This rule is no longer applicable effective February 17, 2009.
The Exchange may impose, from time to time in its discretion, such restrictions on Exchange option transactions or on the exercise of options in one or more series of any class dealt in on the Exchange as it deems advisable in the interests of maintaining a fair and orderly market in options of that class or in the underlying securities, or otherwise deems advisable in the public interest or for the protection of investors. During the effectiveness of any such restriction, no member or member organization shall effect any Exchange option transaction or exercise any option in contravention of such restriction. No such restriction on exercise shall remain in effect with respect to any series beyond the time for the opening of business ten business days prior to the series' expiration date (in the case of a series of stock options) or on the last trading day prior to the series' expiration date (in the case of a series of index stock group options).
• • • Supplementary Material: --------------
Whenever the issuer of a stock underlying a call traded on the Exchange is engaged or proposes to engage in a public underwritten distribution (a "public distribution") of the stock or of securities exchangeable for or convertible into the stock, the Exchange shall impose restrictions upon all opening writing (sale) transactions in such calls at a "discount" (as defined in paragraph .20 of this Supplementary Material) where the resulting short position will be uncovered ("uncovered opening writing transactions"). Such restrictions will be imposed for the period (a) commencing at the time the Exchange is advised by the issuer or the representative of the underwriters for the distribution (the "representative"), or the Secretary of the Exchange is otherwise notified, that the underwriters have placed or transmitted a stabilizing bid for or effected a stabilizing transaction in the stock in its primary market ("stabilizing activities") in accordance with the rules under the Securities Exchange Act of 1934, as amended, (but no earlier than 15 minutes after it has been announced on the Floor) and (b) terminating upon conclusion of such stabilizing activities by the underwriters. The Exchange will impose such restrictions only if the following conditions are met:
(a) less than a majority of the securities to be publicly distributed are being sold by existing security holders,
(b) the representative agrees to notify the Exchange upon the termination of the stabilizing activities, and
(c) the underwriters initiate stabilizing activities in the stock in its primary market when the price of the stock is either at a "minus" or "zero minus" tick.

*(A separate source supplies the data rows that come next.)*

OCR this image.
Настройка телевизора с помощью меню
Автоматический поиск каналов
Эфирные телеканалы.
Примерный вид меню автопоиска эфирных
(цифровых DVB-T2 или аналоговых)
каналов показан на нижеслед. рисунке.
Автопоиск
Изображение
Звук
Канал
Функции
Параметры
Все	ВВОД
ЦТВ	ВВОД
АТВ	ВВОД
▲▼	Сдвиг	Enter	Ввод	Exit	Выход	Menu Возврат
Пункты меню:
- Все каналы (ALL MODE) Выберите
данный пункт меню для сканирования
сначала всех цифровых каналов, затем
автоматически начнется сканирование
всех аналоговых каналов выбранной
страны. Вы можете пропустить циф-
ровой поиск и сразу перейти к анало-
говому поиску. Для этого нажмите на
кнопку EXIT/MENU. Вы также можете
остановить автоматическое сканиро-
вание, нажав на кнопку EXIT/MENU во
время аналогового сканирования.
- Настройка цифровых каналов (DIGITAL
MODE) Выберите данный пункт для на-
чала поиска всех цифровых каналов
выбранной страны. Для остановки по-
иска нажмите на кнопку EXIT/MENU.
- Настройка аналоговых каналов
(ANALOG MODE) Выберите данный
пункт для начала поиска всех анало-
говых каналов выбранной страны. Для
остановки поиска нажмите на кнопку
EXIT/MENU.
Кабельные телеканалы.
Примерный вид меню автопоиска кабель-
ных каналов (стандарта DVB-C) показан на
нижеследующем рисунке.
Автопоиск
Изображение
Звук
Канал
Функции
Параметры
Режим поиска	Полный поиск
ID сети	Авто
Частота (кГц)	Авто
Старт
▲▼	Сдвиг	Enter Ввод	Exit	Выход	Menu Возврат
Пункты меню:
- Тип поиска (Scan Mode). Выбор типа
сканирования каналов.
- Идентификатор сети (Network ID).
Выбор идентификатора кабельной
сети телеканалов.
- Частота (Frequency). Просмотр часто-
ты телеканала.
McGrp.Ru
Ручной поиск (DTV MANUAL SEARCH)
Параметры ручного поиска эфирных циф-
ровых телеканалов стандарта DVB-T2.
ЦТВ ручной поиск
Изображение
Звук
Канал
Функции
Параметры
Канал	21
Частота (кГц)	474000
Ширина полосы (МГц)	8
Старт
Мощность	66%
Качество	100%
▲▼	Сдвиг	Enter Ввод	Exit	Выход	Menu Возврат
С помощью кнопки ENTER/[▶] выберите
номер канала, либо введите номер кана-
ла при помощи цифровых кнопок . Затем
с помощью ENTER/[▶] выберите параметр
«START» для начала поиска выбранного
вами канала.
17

For purposes of paragraph .10 of the Supplementary Material, an uncovered opening writing transaction in a call is effected at a "discount" when the premium in the transaction is either:
(a) in the case of a public distribution of the stock not involving the issuance of rights and in the case of a public distribution of securities exchangeable for or convertible into the stock, less than the amount by which the stabilization bid for the stock exceeds the exercise price of the call; or
(b) in the case of a public distribution being offered pursuant to rights, less than the amount by which (i) the stabilization bid for the stock at the subscription price exceeds (ii) the exercise price of the call.